While some are able to juggle extra curricular activities and academics simultaneously, there are are others who accomplish more outside of the classroom but are worried that a low GPA will affect them in the long run.

Alison tells The Tab if you have outstanding achievements outside of the classroom, but your GPA is low–you should not be discouraged and just not mention it in your resumé at all.

“Leave your GPA off your resume. Focus on work history and work accomplishments. Extracurriculars don’t really matter unless you have a leadership role where you did real work. What employers want to see are jobs and internships.”

In one of the questions she answered on her website, Alison answered if hiring managers really care about your GPA.

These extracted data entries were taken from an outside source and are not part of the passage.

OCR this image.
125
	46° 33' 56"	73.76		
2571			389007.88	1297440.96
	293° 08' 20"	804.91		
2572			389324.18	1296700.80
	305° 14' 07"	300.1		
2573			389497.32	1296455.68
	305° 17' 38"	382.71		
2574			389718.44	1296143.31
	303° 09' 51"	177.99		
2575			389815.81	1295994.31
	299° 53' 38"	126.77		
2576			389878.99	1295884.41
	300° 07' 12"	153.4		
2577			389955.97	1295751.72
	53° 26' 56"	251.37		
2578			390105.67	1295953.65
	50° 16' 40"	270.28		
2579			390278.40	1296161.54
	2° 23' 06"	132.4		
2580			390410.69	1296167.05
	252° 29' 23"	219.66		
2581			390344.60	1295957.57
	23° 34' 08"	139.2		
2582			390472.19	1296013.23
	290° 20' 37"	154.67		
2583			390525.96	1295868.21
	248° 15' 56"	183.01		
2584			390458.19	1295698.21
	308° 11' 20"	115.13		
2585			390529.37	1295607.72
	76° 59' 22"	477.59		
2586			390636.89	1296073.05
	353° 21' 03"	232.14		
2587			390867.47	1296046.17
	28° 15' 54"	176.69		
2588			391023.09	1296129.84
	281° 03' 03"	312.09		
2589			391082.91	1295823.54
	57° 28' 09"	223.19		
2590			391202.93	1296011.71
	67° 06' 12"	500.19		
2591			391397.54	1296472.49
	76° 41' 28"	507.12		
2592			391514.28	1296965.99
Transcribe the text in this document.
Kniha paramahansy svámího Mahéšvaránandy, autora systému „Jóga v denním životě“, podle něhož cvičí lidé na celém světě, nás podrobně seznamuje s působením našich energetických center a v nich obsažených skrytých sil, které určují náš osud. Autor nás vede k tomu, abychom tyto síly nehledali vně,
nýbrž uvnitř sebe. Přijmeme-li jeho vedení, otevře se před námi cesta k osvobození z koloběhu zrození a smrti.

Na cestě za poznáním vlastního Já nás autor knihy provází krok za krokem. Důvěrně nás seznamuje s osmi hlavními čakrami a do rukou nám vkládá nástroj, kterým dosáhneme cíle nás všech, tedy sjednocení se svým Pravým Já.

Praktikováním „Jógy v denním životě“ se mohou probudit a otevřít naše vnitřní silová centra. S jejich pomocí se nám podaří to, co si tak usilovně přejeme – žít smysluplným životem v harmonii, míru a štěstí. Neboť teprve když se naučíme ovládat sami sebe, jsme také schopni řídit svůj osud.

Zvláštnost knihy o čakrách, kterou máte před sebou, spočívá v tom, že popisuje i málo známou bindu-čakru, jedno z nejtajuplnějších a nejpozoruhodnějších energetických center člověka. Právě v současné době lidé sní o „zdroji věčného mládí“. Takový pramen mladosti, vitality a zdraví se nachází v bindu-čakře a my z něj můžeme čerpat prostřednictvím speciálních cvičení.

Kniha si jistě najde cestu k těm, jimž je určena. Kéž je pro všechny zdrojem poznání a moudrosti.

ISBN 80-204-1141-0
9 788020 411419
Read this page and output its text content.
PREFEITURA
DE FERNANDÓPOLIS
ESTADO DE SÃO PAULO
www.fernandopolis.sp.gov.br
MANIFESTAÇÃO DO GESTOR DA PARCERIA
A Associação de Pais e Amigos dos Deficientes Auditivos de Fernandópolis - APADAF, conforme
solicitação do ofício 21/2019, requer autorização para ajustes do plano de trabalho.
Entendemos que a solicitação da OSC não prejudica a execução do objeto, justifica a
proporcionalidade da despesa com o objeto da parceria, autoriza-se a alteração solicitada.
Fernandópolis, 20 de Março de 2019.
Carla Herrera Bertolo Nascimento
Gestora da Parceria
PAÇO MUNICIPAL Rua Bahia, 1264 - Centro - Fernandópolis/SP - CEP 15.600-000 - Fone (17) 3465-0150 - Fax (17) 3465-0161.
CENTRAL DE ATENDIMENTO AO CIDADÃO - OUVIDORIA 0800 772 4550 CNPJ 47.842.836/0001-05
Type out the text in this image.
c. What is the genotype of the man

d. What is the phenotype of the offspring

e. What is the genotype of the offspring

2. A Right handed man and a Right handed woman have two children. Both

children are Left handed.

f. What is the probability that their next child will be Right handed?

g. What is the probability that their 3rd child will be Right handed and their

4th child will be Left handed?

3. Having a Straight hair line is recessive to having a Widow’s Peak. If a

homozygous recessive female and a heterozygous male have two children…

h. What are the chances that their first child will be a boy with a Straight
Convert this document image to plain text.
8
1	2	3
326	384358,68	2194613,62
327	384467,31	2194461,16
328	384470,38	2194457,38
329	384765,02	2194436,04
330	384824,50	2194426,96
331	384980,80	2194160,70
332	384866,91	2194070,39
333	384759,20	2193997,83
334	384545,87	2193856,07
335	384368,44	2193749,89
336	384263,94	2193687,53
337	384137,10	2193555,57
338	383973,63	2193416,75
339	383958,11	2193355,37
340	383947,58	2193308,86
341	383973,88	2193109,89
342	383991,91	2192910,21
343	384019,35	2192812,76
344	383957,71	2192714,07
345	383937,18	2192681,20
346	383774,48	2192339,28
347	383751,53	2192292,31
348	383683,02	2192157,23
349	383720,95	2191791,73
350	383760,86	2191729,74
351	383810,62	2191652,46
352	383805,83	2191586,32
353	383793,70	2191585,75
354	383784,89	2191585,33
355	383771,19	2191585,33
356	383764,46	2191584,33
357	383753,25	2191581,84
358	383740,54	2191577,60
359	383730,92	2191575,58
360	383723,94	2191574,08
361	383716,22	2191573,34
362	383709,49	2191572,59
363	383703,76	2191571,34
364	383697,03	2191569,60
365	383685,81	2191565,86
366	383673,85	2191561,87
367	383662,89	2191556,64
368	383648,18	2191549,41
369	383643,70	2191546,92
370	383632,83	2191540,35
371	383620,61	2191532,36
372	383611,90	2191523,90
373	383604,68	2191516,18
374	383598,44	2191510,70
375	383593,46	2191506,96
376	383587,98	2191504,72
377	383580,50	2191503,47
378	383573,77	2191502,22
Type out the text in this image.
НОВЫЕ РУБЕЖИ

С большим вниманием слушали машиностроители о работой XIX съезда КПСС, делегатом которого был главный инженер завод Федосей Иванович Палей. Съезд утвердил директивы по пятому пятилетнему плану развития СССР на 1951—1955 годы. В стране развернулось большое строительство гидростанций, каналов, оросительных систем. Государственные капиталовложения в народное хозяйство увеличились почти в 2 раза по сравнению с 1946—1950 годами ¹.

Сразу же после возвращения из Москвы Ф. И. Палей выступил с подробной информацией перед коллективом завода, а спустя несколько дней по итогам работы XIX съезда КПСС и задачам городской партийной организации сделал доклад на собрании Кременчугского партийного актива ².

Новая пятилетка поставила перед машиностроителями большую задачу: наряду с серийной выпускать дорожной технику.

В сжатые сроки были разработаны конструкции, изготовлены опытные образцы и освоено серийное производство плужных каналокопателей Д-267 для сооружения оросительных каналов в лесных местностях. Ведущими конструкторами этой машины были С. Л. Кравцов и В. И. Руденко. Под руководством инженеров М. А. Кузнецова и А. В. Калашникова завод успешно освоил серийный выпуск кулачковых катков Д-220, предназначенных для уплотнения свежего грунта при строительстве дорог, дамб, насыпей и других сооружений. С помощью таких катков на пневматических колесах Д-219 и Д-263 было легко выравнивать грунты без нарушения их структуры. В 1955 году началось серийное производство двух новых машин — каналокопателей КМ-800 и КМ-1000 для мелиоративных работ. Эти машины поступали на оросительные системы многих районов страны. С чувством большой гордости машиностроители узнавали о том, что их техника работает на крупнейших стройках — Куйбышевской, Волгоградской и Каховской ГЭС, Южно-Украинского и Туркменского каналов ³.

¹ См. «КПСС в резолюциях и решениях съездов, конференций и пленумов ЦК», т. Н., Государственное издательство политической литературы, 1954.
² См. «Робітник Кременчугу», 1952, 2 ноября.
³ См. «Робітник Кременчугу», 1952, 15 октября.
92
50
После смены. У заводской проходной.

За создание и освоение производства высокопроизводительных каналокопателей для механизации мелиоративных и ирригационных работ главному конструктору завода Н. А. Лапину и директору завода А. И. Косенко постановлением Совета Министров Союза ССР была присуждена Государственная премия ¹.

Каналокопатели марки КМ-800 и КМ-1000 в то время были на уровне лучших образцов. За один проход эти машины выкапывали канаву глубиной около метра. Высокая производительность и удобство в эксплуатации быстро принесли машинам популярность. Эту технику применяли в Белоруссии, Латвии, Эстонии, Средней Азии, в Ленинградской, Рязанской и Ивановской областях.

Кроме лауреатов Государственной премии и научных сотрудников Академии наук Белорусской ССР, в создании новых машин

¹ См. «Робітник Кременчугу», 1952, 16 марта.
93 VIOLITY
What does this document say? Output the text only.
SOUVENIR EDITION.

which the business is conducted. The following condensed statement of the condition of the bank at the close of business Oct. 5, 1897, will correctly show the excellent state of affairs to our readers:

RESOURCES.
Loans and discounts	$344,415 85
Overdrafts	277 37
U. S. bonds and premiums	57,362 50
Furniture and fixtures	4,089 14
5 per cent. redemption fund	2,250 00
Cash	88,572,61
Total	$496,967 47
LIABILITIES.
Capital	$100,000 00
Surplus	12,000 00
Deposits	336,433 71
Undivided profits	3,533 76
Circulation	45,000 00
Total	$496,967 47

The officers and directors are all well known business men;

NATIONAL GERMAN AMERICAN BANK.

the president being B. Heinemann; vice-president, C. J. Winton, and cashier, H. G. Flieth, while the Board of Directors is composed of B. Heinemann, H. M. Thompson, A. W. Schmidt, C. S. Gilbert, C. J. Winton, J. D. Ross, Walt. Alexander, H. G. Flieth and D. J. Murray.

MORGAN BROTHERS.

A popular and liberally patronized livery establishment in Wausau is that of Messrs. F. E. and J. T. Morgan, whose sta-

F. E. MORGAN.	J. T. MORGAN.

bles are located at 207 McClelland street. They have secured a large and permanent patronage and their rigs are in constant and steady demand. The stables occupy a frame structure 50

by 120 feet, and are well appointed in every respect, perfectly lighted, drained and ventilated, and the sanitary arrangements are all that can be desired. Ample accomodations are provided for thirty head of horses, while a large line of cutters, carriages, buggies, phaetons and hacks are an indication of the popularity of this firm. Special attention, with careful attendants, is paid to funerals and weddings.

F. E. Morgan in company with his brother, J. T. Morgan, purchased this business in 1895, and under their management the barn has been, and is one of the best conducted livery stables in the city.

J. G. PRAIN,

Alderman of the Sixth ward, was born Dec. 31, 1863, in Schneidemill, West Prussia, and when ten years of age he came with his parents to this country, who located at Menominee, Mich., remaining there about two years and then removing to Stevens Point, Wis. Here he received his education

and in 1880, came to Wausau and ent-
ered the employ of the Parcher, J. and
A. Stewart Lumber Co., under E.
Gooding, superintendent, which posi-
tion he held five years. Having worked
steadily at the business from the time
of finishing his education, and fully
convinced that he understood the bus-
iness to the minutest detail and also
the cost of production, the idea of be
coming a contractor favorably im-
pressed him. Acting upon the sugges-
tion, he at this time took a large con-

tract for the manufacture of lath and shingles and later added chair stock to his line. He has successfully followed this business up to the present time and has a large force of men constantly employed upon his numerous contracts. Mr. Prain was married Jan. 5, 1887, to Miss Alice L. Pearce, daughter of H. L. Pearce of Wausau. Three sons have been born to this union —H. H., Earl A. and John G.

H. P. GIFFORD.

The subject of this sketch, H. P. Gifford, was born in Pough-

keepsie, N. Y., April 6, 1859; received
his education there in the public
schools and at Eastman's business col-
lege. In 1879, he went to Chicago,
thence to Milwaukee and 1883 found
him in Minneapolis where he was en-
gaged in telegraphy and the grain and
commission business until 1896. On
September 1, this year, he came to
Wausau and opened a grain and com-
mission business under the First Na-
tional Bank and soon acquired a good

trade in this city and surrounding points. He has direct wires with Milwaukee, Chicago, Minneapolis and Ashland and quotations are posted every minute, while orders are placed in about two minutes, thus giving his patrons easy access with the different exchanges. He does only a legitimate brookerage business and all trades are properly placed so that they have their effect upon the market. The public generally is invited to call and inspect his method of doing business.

“Once your students have been out of school long enough to have real-world work accomplishments, their GPA will become pretty meaningless.

Its value is as a rough stand-in when they don’t yet have real work experience to point to, in order to demonstrate what they might be capable of. And even then, most employers know that it’s an imperfect gauge; lots of people with high GPAs end up doing mediocre work, and lots of people with unimpressive GPAs end up excelling in their careers. But early in your career when there isn’t much of a track record to look at, some employers will use GPA as a predictor of how well a person is likely to do. But even in those cases, they’re not typically looking for perfect 4.0’s — they’re looking for high 3s.”

While many of us might think academics is important as college students, we should also not forget to accomplish more outside of the classroom.

Alison tells The Tab the most important thing to include in your resume should be your work history, jobs and internships and a track record of achievement in those.

A 4.0 GPA might be something to cool to tell your family, but remember making yourself the full package is more impressive to future employers.